(Watching children shriek and play on the lawn of a local lakeside restaurant last weekend evoked childhood memories of summer evenings in my old Minneapolis neighborhood.)
My mother’s yard was full of flowers and rowdy, rambunctious kids.
Not a likely combination, but it worked.
Every summer night, the neighborhood kids congregated at our house to play games. Our large lawn and garden beds offered hiding places irresistible to children.
Kids and flowers should be a dangerous combination, at least for the flowers, but we all co-existed, even thrived, in Mom’s yard.
By all rights, her flowers should have been decimated by our eager and careless feet. But they weren’t.
Some of my best childhood memories are of warm evenings when all sizes and shapes of children gathered on our front porch. Perching on its thick stucco half walls and red brick stairs, we decided what to play.

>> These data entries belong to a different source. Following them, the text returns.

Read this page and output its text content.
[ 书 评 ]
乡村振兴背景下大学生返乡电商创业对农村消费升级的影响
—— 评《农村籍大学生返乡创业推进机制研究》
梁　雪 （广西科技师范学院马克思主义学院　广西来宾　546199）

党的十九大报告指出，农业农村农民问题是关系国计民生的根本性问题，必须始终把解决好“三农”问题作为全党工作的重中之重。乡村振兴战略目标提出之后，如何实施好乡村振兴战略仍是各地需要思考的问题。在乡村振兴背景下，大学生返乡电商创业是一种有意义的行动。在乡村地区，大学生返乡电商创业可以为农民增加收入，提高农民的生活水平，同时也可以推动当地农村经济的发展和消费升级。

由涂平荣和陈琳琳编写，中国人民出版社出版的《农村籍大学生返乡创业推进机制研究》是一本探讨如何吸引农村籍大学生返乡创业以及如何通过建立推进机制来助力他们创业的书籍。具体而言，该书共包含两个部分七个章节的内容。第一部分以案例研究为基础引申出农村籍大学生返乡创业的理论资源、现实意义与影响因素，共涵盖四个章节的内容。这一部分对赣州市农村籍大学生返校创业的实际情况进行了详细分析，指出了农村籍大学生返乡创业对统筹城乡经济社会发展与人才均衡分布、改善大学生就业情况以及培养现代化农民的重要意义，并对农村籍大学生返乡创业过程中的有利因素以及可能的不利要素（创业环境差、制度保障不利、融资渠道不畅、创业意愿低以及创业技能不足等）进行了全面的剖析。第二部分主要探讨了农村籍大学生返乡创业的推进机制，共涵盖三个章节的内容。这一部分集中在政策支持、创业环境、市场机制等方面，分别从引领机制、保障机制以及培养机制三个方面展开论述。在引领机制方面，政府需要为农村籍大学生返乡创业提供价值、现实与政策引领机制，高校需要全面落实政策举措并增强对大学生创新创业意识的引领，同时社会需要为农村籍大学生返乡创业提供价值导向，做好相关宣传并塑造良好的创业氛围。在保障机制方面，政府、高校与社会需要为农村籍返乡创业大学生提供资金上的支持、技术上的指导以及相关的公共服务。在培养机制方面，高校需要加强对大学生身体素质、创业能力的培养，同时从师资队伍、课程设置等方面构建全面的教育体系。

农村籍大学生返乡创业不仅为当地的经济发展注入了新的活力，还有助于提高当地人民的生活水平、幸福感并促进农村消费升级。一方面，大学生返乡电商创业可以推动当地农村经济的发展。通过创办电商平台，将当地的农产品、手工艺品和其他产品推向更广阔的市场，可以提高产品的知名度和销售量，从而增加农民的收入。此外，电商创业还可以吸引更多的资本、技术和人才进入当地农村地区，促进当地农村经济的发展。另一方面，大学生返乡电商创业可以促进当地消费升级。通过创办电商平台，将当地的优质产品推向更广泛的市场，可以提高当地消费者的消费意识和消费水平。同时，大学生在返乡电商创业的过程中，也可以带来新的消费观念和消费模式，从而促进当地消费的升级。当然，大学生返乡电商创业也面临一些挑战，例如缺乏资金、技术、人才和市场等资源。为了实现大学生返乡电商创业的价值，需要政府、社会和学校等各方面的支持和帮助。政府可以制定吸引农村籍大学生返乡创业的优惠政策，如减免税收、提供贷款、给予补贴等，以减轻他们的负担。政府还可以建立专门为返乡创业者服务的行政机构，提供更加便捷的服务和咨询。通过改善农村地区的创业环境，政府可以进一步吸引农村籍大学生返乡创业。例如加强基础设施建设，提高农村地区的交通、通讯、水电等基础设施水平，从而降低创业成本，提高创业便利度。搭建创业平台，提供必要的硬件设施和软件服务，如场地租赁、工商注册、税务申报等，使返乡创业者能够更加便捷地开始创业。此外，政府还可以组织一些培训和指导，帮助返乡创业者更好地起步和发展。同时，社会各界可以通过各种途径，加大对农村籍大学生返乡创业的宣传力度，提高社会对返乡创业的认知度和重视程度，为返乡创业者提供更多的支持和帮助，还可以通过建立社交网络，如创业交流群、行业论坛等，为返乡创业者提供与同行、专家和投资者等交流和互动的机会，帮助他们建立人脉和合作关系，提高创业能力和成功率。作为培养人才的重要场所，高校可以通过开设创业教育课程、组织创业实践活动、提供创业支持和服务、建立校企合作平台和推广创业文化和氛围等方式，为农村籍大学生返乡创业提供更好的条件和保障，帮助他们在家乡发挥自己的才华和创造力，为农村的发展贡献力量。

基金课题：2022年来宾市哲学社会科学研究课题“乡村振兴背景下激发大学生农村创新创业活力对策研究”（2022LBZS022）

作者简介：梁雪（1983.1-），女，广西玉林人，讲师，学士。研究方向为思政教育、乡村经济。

Soon shrieks of “Wolf and Sheep” and “Hide and Seek” or “Star Light-Star Bright” filled the air as we ran, shouted and hid behind the blue morning glory vines or under the huge hydrangea bushes whose white flowers drooped to the ground.

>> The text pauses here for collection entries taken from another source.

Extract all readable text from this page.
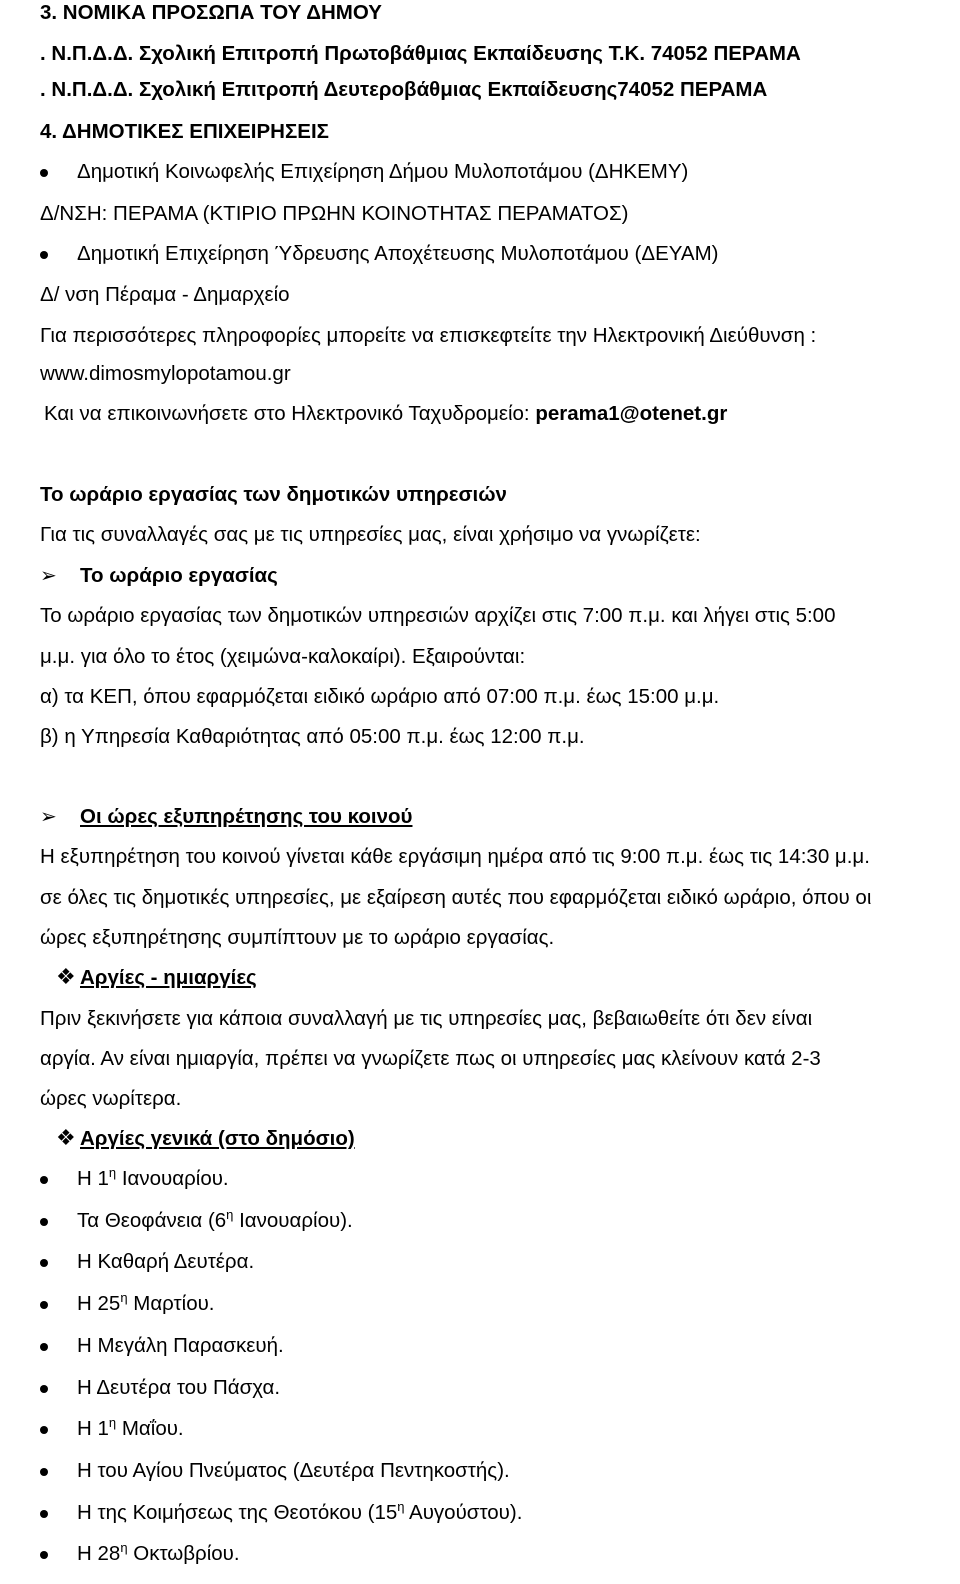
3. ΝΟΜΙΚΑ ΠΡΟΣΩΠΑ ΤΟΥ ΔΗΜΟΥ
. Ν.Π.Δ.Δ. Σχολική Επιτροπή Πρωτοβάθμιας Εκπαίδευσης Τ.Κ. 74052 ΠΕΡΑΜΑ
. Ν.Π.Δ.Δ. Σχολική Επιτροπή Δευτεροβάθμιας Εκπαίδευσης74052 ΠΕΡΑΜΑ
4. ΔΗΜΟΤΙΚΕΣ ΕΠΙΧΕΙΡΗΣΕΙΣ
Δημοτική Κοινωφελής Επιχείρηση Δήμου Μυλοποτάμου (ΔΗΚΕΜΥ)
Δ/ΝΣΗ: ΠΕΡΑΜΑ (ΚΤΙΡΙΟ ΠΡΩΗΝ ΚΟΙΝΟΤΗΤΑΣ ΠΕΡΑΜΑΤΟΣ)
Δημοτική Επιχείρηση Ύδρευσης Αποχέτευσης Μυλοποτάμου (ΔΕΥΑΜ)
Δ/ νση Πέραμα - Δημαρχείο
Για περισσότερες πληροφορίες μπορείτε να επισκεφτείτε την Ηλεκτρονική Διεύθυνση :
www.dimosmylopotamou.gr
Και να επικοινωνήσετε στο Ηλεκτρονικό Ταχυδρομείο: perama1@otenet.gr
Το ωράριο εργασίας των δημοτικών υπηρεσιών
Για τις συναλλαγές σας με τις υπηρεσίες μας, είναι χρήσιμο να γνωρίζετε:
➢ Το ωράριο εργασίας
Το ωράριο εργασίας των δημοτικών υπηρεσιών αρχίζει στις 7:00 π.μ. και λήγει στις 5:00
μ.μ. για όλο το έτος (χειμώνα-καλοκαίρι). Εξαιρούνται:
α) τα ΚΕΠ, όπου εφαρμόζεται ειδικό ωράριο από 07:00 π.μ. έως 15:00 μ.μ.
β) η Υπηρεσία Καθαριότητας από 05:00 π.μ. έως 12:00 π.μ.
➢ Οι ώρες εξυπηρέτησης του κοινού
Η εξυπηρέτηση του κοινού γίνεται κάθε εργάσιμη ημέρα από τις 9:00 π.μ. έως τις 14:30 μ.μ.
σε όλες τις δημοτικές υπηρεσίες, με εξαίρεση αυτές που εφαρμόζεται ειδικό ωράριο, όπου οι
ώρες εξυπηρέτησης συμπίπτουν με το ωράριο εργασίας.
❖ Αργίες - ημιαργίες
Πριν ξεκινήσετε για κάποια συναλλαγή με τις υπηρεσίες μας, βεβαιωθείτε ότι δεν είναι
αργία. Αν είναι ημιαργία, πρέπει να γνωρίζετε πως οι υπηρεσίες μας κλείνουν κατά 2-3
ώρες νωρίτερα.
❖ Αργίες γενικά (στο δημόσιο)
Η $1^\eta$ Ιανουαρίου.
Τα Θεοφάνεια ($6^\eta$ Ιανουαρίου).
Η Καθαρή Δευτέρα.
Η $25^\eta$ Μαρτίου.
Η Μεγάλη Παρασκευή.
Η Δευτέρα του Πάσχα.
Η $1^\eta$ Μαΐου.
Η του Αγίου Πνεύματος (Δευτέρα Πεντηκοστής).
Η της Κοιμήσεως της Θεοτόκου ($15^\eta$ Αυγούστου).
Η $28^\eta$ Οκτωβρίου.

We spent hours streaking across the front yard, crashing down its steep banks to the sidewalk. We sidestepped around the slender crabapple tree trunk, dodged behind the garage and startled the bats swooping through the dark blue evening sky.
We never gave as much as a fleeting thought to my poor mother’s garden flowers.
We played until parents called us in.
“Sharon.”
“Naomi.”
Sonja, who lived too far down the block for her mother to call, headed home when other parent’s voices sang out of the dark. Tired and happy, we suddenly realized that night had settled in the elm trees and the windows of quiet neighborhood houses were yellow with lamplight.
Later, after a quick bath rinsed away all sweat and grime, I would crawl between fresh sheets and drop off to sleep, anticipating the joys of tomorrow.
Meanwhile, below my bedroom window, the slight creak of a knob sounded as Mom turned on the garden hose and watered her gardens late into the now-quiet summer night. I thought nothing of it. Mom was simply watering her flowers.
Methodically she watered the masses of crimson moss roses that grew alongside our back step, moved on to the Popsicle-orange oriental poppies and ended with the rainbow colored gladiolas that leaned against the brick foundation.
Looking back, I realize she must have enjoyed the stillness of the night as much as we children had enjoyed the robustness of our lively games.
Allowing a gang of noisy kids to trample through her yard must have evoked the sympathy of the garden gods for there was never any doubt—my mother’s flowers were the prettiest in the neighborhood.